Africa contains more than half of the remaining potentially arable land in the world – most of this land is currently “untransformed” – i.e. it has not been ploughed or converted to urban landscapes, although it is heavily utilised by the more than 150 million people who live in there.  The demand for food and economic opportunities mean that it is very likely that this land will be developed in future decades, but exactly how this happens could have a big impact on conservation and ecosystem processes in the region.  Large-scale commercial agriculture is one option, which South America has followed, but alternative approaches which involve multi-use landscapes have also been suggested.

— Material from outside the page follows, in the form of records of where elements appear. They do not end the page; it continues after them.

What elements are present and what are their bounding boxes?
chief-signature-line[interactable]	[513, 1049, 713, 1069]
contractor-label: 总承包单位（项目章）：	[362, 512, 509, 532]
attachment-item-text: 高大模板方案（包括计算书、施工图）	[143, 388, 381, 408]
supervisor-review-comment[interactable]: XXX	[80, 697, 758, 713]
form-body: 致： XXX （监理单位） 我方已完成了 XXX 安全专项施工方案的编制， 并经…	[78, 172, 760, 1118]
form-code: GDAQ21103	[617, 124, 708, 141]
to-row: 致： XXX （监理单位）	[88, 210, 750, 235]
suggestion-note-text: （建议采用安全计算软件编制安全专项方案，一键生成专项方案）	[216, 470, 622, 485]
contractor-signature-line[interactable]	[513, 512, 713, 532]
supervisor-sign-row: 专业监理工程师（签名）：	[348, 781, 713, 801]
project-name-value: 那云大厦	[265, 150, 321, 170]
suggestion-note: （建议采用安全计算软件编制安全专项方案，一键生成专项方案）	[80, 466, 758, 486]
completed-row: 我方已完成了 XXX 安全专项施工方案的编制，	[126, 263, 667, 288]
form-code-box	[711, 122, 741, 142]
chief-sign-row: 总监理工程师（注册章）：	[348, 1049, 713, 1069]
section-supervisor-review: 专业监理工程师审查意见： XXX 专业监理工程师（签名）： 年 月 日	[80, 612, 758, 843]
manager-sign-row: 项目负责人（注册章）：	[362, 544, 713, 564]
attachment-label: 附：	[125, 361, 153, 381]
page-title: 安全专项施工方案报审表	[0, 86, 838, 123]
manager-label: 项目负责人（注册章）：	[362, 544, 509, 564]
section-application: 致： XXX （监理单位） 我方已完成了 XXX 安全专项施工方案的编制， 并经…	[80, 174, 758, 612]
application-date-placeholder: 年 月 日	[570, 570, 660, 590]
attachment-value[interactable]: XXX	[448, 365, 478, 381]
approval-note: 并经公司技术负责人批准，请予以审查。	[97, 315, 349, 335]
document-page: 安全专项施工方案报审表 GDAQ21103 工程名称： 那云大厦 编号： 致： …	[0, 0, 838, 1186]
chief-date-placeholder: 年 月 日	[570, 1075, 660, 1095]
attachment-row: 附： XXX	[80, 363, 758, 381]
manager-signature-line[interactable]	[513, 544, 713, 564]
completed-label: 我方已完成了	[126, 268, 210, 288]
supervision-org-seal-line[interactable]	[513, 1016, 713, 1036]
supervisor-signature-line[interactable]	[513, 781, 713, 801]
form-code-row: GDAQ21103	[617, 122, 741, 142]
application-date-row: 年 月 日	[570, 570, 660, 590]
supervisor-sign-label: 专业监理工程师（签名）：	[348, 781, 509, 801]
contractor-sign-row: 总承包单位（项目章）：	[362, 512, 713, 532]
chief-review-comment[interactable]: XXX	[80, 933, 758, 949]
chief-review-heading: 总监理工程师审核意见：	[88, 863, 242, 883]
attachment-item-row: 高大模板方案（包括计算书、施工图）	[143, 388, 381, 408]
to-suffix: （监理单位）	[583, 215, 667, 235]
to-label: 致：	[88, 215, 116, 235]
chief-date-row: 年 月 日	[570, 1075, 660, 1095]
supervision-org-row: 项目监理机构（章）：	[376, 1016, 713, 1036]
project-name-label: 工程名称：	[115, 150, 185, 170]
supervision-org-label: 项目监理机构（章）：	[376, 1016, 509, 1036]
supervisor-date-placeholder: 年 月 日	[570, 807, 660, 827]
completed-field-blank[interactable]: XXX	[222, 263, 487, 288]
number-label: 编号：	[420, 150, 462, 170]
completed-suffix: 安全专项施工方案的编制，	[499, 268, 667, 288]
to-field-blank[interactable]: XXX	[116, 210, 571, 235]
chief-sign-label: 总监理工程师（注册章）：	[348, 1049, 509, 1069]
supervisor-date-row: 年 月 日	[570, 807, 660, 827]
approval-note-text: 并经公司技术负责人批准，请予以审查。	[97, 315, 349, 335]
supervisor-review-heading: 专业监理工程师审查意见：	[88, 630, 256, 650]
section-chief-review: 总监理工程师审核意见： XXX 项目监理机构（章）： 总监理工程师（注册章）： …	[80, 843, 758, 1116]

A Miombo woodland ecosystem in central Zimbabwe. These systems are productive, but infertile, and are utilised by people for fuel wood, charcoal, food, medicine, and a range of other products. These systems extend from Angola to Mozambique and are currently under conversion to agricultural land in many areas.
Fire frequency across the African continent. Grassy vegetation and seasonal rainfall mean these ecosystems burn regularly, and fire emissions have impacts far beyond its shorts – fertilising ocean productivity and impacting climate. On the ground fires are key for renewing forage quality and controlling bush encroachment. Agricultural areas, however, hardly burn at all.


5th iLEAPS science conference

CAE academic Sally Archibald will be chairing a special session on “Ecosystem responses to agricultural transformation in Africa” at the iLEAPS conference in Oxford in September ( .  The session will have presentations on the current role of African ecosystems in the carbon and water cycles, and how biodiversity might be affected by alternative development pathways (the land-sharing vs land sparing debate).

Wits students Caitlin Ransom (MSc) and Sally Willson (MSc) will be presenting at the conference, which provides an opportunity for African academics and researchers in Africa to mobilise to identify key research priorities, and provide policy-relevant information at this key point in Africa’s development.